Kuklo et al²⁴ published the first study of total joint arthroplasty in military service members. This study was in the era of hybrid THAs and included a small cohort of 27 patients with 67% remaining on active duty and 10% revised due to aseptic loosening at a mean follow-up of 7.2 years. The largest study of THA in a military population evaluated 177 primary THAs performed in Army soldiers with 2 years of follow-up with 31% of patients able to return to active duty, 14% able to complete a combat deployment, and 69% either retired or medically separated after THA.²⁵ A smaller cohort by a single surgeon showed even higher return to duty at 86% with 70% of post-THA patients deploying to a combat zone.²⁶ However, this cohort consisted of 45 patients having undergone “major joint arthroplasty” and did not categorize patients based on the joint replaced. The surgeon from this study performed all THAs via a posterior approach.

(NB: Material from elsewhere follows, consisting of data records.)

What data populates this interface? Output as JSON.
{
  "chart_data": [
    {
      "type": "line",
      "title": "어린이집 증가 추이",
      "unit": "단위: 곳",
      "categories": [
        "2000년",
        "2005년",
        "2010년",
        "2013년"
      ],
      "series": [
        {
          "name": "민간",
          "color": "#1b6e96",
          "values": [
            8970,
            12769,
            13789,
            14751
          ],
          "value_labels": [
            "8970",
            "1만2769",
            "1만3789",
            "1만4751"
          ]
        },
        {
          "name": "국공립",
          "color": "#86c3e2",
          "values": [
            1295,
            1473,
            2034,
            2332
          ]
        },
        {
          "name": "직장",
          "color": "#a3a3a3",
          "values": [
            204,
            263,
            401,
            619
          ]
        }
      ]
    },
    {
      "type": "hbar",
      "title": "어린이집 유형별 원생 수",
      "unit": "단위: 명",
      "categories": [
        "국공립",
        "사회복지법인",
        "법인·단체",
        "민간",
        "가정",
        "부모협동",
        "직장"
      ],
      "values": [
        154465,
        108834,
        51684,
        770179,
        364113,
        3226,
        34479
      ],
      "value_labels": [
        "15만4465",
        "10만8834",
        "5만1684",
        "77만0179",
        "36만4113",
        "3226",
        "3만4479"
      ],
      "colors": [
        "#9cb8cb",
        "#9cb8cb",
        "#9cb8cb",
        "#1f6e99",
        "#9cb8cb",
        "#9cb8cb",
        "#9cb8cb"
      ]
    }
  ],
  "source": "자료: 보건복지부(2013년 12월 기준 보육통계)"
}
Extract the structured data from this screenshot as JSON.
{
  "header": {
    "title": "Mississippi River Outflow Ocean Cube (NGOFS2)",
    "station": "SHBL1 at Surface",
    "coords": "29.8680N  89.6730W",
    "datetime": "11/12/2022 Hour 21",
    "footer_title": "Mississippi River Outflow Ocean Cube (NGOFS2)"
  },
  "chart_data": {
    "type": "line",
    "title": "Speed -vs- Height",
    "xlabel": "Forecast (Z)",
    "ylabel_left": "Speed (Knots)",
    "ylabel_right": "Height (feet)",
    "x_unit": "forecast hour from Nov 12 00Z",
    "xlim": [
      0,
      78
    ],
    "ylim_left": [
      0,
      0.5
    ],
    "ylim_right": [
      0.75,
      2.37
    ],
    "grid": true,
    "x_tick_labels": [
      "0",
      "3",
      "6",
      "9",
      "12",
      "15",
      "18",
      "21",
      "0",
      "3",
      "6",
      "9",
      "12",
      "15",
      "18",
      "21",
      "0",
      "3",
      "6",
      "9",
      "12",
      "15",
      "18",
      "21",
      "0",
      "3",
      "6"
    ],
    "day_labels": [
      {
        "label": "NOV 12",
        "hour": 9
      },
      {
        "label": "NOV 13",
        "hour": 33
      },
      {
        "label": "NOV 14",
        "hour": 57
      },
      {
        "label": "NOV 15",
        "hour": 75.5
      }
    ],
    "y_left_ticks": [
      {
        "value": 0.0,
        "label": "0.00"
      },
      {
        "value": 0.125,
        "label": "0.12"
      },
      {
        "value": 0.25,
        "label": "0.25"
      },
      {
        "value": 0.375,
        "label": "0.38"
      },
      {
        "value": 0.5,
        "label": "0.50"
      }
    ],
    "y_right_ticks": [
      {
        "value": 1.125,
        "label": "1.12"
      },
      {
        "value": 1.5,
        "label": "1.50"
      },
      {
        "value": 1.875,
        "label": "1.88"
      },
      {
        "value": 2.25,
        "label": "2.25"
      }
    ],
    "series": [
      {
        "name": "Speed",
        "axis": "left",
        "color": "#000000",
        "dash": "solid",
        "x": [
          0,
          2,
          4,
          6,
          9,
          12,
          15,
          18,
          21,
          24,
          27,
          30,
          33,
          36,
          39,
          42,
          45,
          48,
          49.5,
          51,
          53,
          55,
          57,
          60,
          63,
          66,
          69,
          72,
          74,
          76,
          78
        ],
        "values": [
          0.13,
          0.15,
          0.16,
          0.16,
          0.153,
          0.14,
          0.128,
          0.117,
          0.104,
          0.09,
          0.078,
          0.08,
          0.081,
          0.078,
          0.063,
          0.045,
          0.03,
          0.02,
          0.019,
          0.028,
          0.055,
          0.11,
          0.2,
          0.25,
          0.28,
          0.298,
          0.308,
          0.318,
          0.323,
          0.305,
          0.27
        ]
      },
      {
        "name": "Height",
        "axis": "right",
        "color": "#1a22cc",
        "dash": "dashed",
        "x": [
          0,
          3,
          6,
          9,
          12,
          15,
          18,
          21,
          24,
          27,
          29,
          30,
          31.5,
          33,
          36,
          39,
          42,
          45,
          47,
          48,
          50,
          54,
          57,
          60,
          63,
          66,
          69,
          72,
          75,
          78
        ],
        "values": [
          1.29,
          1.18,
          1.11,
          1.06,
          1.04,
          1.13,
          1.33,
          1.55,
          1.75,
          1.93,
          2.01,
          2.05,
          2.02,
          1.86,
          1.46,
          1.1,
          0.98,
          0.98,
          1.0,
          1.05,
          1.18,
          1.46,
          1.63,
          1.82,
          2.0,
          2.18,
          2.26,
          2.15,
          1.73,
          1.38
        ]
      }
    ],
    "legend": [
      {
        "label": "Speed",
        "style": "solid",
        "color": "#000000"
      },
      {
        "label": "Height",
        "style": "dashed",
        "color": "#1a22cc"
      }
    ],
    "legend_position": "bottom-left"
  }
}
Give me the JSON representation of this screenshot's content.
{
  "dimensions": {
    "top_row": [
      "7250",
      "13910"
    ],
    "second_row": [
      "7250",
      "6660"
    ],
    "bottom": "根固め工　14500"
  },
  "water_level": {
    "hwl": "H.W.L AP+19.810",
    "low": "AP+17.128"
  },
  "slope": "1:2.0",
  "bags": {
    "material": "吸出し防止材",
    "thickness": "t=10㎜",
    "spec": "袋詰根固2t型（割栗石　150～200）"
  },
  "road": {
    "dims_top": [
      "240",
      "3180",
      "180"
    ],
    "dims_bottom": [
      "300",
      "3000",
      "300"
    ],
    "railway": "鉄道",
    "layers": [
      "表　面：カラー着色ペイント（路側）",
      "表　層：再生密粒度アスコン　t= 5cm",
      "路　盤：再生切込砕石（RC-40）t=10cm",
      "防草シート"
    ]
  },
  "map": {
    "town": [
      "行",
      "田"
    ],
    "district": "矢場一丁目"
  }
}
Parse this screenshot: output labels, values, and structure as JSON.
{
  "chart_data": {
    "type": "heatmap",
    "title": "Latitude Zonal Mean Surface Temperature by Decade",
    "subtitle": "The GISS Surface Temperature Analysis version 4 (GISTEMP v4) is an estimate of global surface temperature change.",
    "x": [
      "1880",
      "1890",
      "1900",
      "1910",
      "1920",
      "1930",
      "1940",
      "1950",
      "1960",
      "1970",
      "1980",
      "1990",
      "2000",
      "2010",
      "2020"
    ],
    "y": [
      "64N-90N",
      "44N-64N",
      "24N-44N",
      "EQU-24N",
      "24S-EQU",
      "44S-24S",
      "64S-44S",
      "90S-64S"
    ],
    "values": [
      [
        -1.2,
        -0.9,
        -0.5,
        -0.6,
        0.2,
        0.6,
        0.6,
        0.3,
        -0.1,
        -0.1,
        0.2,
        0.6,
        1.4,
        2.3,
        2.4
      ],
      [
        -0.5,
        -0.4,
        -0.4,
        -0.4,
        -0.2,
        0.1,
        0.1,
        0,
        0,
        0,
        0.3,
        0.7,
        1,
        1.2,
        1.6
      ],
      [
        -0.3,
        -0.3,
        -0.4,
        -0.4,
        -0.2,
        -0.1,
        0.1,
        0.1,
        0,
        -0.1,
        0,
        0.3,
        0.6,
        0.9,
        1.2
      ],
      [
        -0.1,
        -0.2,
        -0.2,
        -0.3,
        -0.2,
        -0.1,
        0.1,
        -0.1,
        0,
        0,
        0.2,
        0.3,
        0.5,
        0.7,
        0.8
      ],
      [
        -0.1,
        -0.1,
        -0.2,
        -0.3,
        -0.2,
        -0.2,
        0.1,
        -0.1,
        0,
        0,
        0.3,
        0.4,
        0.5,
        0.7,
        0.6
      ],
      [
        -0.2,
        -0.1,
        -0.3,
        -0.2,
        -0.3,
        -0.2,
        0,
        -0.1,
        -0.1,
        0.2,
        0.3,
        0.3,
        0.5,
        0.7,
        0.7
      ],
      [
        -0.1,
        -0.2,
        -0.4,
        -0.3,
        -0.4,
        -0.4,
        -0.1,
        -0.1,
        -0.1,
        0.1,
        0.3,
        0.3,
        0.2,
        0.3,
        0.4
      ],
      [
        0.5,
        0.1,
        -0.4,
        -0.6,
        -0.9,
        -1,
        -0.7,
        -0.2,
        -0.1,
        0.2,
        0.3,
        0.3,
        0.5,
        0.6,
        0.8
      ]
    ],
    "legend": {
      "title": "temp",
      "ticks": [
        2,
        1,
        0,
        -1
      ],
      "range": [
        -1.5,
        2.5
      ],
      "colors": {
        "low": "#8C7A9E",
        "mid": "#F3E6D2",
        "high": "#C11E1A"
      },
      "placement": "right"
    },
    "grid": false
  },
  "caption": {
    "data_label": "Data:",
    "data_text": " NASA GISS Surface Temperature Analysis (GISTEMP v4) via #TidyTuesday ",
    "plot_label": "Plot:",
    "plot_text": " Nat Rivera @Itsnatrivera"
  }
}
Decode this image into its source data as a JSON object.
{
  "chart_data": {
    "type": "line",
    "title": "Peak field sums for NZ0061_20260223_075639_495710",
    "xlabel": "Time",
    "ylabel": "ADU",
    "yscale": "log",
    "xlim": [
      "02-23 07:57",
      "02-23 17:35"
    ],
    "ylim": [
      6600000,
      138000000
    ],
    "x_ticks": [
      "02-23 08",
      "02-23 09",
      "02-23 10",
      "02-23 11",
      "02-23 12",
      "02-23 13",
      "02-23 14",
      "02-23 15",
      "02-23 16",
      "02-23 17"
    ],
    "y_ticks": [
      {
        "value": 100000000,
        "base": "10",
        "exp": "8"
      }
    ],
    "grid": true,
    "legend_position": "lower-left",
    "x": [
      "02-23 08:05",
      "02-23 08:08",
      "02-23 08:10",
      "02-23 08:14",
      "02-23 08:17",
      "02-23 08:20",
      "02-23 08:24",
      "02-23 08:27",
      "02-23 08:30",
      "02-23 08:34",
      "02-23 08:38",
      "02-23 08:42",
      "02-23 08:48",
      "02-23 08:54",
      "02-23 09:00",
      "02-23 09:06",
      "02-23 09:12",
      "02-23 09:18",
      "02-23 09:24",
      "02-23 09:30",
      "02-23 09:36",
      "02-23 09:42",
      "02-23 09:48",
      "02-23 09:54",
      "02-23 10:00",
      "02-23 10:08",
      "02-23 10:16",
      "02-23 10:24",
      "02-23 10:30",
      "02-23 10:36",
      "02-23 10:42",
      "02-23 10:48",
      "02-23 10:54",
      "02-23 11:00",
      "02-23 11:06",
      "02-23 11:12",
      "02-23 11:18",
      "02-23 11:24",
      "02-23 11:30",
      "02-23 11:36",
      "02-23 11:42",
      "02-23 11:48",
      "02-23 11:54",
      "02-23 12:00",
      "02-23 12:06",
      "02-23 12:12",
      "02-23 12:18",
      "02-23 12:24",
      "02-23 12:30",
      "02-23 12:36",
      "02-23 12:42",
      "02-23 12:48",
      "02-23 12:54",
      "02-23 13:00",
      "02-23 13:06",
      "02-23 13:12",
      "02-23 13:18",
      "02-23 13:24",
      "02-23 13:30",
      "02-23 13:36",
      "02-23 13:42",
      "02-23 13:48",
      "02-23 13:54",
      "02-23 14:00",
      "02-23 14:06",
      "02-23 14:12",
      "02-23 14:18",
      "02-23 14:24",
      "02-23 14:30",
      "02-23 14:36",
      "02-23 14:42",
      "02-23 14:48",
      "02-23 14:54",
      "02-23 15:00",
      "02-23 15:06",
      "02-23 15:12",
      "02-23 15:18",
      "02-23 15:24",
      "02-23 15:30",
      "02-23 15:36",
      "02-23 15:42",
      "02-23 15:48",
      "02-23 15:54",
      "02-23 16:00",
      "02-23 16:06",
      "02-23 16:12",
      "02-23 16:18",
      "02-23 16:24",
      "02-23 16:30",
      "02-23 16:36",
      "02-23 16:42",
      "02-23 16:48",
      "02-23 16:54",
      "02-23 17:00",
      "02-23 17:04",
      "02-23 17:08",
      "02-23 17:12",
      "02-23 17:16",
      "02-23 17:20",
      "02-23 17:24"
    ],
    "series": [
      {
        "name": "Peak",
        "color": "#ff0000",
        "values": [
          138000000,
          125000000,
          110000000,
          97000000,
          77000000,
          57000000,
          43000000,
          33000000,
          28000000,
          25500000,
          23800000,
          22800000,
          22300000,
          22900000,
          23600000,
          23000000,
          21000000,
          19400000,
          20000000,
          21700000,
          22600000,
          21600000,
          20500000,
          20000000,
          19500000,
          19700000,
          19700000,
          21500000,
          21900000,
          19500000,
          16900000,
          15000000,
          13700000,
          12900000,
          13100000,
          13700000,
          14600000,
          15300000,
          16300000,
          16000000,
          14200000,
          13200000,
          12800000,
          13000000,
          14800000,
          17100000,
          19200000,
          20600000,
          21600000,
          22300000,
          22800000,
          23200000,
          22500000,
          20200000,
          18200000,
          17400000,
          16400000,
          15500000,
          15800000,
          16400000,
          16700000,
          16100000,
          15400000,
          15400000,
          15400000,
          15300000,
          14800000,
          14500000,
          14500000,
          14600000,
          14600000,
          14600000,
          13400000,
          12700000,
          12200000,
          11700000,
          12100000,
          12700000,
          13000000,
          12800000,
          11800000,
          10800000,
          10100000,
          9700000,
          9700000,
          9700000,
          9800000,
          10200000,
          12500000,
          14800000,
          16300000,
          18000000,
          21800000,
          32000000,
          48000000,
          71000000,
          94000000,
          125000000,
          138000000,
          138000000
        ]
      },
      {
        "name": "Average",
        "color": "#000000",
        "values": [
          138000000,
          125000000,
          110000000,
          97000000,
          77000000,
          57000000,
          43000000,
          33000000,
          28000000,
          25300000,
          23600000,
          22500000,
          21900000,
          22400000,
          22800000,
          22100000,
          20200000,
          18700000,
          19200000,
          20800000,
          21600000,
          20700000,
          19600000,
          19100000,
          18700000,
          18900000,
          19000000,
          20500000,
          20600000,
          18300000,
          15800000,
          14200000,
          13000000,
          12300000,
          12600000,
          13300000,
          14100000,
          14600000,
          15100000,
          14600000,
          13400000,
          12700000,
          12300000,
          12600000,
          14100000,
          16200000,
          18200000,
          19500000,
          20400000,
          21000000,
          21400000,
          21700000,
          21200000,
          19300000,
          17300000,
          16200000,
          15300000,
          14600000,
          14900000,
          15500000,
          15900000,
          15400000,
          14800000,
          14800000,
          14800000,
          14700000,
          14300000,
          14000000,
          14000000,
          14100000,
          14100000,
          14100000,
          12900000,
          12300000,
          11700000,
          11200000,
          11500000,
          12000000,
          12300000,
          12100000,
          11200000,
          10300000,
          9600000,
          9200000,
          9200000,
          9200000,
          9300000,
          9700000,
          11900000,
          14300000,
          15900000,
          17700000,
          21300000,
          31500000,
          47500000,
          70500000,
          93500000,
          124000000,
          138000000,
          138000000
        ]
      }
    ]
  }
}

Of the service members who were able to deploy post-THA in this study, 58% reported difficulty sitting in vehicles or aircraft due to posterior thigh and buttock pain over the site of their incision. Alternative approaches to the hip, rather than posterior, were suggested at that time. To date, no studies comparing THA approaches or DAA THA in military service members have been published; this will be an important area of future research.